You are emotionally ready to file for divorce. But what do you need to do to prepare? You may have friends or family who have told you how rocky it can get. Fortunately, you can do the following things to prepare for that first meeting with your attorney and make the road ahead a little smoother:
- Gathering your personal information. You will be filling out many forms during this process, so creating a list of all your information will be a time-saver in the long run. Here are some examples of things to keep handy:
- Family members. Names, birthdates and social security numbers of everyone in your household, as well as any children from other relationships.
- The marriage. When and where did you get married? Did you live in any other states? If you have already separated, when did that happen?
- Education and employment. List both of your degrees and current employers, along with salaries.
- Information about the marriage. Your attorney will want to discuss what happened during the marriage that led to the divorce. Be prepared to share so your attorney can identify the best type of divorce for you. Ohio allows for several types of divorce, including:
- Fault-based divorce, where one party charges the other with fault for the failure of the marriage.
- Contested divorce, where the parties cannot agree on certain issues regarding the divorce and need a judge to intervene.
- Uncontested divorce, sometimes referred to as dissolution, where both parties amicably agree to the divorce terms, or where one party simply does not respond.
- Financial information. You will spend much of your time deciding how to divide your assets. Inventory everything you own personally, and what you own as a couple. Photographs are an easy way to do this for your personal property. You may have to take certain high-end items, like artwork and jewelry, to an appraiser. Other assets you will want to document include:
- Real estate. Make sure you know how all real estate is titled.
- Gift or inheritance. Note any items either of you received by gift or inheritance during the marriage.
- Retirement assets. Document their value.
- Debts. Most people have some debt, and many married people have debt as a couple. You will need to decide how to handle that, as well.
- Business assets. If one of you owns a business, you may have to put a value on the business.
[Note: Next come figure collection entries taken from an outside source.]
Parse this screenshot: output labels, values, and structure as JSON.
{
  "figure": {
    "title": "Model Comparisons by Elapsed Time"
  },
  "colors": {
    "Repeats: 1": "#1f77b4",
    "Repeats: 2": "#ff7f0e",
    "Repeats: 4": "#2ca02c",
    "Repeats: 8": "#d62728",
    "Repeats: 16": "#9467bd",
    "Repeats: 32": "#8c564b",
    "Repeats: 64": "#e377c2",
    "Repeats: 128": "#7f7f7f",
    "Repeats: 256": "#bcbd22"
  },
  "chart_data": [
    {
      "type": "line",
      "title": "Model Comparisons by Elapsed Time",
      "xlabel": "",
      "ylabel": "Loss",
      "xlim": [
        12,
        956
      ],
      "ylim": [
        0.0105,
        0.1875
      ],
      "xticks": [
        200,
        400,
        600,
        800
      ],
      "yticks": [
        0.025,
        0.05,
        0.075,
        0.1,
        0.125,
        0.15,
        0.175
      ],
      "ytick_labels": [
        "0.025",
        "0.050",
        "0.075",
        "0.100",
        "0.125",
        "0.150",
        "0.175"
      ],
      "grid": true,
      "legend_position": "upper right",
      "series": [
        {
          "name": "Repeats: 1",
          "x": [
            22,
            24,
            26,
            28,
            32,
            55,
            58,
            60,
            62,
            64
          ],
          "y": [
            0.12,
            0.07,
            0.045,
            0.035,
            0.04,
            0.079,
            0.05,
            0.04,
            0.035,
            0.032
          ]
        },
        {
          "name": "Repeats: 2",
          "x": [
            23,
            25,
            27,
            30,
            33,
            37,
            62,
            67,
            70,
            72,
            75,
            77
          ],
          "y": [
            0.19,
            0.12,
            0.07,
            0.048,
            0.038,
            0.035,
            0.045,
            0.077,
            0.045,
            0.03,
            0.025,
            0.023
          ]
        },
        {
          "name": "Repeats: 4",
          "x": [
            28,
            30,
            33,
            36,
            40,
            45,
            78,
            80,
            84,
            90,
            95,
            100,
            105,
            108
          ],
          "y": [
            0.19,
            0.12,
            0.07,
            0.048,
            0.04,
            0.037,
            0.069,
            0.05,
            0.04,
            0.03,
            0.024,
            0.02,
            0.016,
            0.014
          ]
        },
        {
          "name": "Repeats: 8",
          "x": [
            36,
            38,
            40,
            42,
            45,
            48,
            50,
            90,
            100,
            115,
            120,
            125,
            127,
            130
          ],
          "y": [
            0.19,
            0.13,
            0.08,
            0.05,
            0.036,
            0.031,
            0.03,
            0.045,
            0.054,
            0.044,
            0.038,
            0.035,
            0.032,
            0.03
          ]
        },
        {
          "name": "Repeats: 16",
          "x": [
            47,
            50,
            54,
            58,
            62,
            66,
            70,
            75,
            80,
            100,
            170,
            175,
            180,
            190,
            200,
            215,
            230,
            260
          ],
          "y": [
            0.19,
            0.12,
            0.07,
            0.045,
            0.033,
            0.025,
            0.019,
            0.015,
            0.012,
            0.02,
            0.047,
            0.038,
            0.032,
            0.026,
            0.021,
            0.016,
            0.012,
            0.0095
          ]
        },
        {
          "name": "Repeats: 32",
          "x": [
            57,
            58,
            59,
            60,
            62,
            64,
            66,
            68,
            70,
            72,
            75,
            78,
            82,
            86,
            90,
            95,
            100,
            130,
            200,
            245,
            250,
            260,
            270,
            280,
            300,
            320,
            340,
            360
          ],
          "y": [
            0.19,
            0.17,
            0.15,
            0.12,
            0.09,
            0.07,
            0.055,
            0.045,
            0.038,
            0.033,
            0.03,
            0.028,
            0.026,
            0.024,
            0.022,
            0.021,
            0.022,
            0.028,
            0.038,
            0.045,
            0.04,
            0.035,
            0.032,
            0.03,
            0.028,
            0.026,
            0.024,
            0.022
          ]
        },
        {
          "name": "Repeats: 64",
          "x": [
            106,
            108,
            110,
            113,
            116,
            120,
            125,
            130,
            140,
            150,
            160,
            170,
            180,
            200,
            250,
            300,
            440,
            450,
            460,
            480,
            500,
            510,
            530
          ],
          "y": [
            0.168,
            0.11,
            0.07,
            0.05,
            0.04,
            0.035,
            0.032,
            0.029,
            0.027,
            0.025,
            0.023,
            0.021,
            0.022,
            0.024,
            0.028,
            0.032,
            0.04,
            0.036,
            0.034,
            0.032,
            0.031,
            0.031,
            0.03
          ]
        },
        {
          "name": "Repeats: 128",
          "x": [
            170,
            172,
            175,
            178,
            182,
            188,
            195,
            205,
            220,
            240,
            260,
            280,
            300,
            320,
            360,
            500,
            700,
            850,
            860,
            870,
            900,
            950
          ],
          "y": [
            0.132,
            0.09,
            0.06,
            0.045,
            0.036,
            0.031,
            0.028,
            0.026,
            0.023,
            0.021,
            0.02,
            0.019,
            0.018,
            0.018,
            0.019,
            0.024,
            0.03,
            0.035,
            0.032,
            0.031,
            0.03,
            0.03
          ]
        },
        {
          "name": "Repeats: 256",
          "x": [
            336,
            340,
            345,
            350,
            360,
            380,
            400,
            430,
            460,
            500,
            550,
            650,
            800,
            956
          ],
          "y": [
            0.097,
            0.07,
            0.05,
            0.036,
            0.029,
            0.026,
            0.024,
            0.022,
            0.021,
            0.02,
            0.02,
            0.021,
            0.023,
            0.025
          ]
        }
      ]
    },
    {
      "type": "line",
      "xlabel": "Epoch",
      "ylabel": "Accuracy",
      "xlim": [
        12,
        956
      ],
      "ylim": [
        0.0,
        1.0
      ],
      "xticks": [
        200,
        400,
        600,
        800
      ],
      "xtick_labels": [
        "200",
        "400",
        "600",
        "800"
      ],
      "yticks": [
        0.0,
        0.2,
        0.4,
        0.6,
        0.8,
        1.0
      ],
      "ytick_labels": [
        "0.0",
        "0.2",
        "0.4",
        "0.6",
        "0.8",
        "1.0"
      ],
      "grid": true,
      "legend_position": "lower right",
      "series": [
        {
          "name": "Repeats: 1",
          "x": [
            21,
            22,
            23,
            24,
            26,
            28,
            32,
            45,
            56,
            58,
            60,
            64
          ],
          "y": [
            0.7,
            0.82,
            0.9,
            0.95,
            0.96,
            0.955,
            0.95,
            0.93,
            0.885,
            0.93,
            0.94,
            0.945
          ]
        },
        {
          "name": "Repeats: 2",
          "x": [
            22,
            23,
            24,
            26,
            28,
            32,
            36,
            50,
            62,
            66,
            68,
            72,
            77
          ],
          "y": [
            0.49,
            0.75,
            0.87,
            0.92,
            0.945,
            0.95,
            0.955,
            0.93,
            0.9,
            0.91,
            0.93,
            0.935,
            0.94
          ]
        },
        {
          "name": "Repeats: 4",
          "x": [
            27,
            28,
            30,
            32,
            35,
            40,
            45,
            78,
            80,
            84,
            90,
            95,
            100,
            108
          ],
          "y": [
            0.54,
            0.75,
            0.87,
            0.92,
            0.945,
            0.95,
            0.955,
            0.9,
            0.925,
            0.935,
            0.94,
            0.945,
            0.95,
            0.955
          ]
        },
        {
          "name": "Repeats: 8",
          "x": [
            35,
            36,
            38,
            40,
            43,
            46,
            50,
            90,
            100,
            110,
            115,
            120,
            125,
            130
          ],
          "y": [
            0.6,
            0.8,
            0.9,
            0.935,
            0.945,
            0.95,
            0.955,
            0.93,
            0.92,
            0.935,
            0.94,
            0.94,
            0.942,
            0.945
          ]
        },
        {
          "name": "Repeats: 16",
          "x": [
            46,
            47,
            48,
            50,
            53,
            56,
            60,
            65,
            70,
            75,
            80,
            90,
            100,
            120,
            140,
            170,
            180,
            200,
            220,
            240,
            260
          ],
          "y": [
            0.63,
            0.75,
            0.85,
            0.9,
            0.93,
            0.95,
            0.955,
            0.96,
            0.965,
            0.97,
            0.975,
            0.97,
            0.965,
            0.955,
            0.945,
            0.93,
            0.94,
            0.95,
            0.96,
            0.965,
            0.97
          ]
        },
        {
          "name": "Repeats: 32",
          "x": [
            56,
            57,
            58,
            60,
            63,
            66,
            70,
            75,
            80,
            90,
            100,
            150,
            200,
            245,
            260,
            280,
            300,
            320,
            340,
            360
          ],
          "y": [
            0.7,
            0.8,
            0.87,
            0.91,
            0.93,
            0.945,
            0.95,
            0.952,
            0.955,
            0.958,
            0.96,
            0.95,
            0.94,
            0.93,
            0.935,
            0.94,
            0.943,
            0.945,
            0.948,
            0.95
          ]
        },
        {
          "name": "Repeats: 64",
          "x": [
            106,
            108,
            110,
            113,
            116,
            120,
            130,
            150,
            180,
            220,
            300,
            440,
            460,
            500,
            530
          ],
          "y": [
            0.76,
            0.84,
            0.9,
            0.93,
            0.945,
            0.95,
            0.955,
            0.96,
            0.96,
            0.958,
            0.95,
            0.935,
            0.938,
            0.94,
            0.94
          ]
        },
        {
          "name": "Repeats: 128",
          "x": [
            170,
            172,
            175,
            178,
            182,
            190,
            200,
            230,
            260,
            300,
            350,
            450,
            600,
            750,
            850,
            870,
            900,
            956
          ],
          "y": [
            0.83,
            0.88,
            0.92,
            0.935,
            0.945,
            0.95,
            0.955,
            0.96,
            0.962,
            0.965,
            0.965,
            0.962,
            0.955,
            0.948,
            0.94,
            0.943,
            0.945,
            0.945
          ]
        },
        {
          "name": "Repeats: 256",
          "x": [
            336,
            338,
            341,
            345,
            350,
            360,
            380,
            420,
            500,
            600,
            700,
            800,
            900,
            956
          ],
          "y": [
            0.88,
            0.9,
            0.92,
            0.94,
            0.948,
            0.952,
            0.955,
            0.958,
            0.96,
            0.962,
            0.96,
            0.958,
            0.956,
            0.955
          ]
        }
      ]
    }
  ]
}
Other considerations include what you hope to accomplish with the divorce and your plans for your future. Do you want to sell the family home or keep it for yourself? Do you plan to move to another city and hope to bring your children with you? These are issues you will want to discuss with your attorney so you can work toward your goals during the process. Hopefully, these tips will help you end up where you want to be at the end of your journey.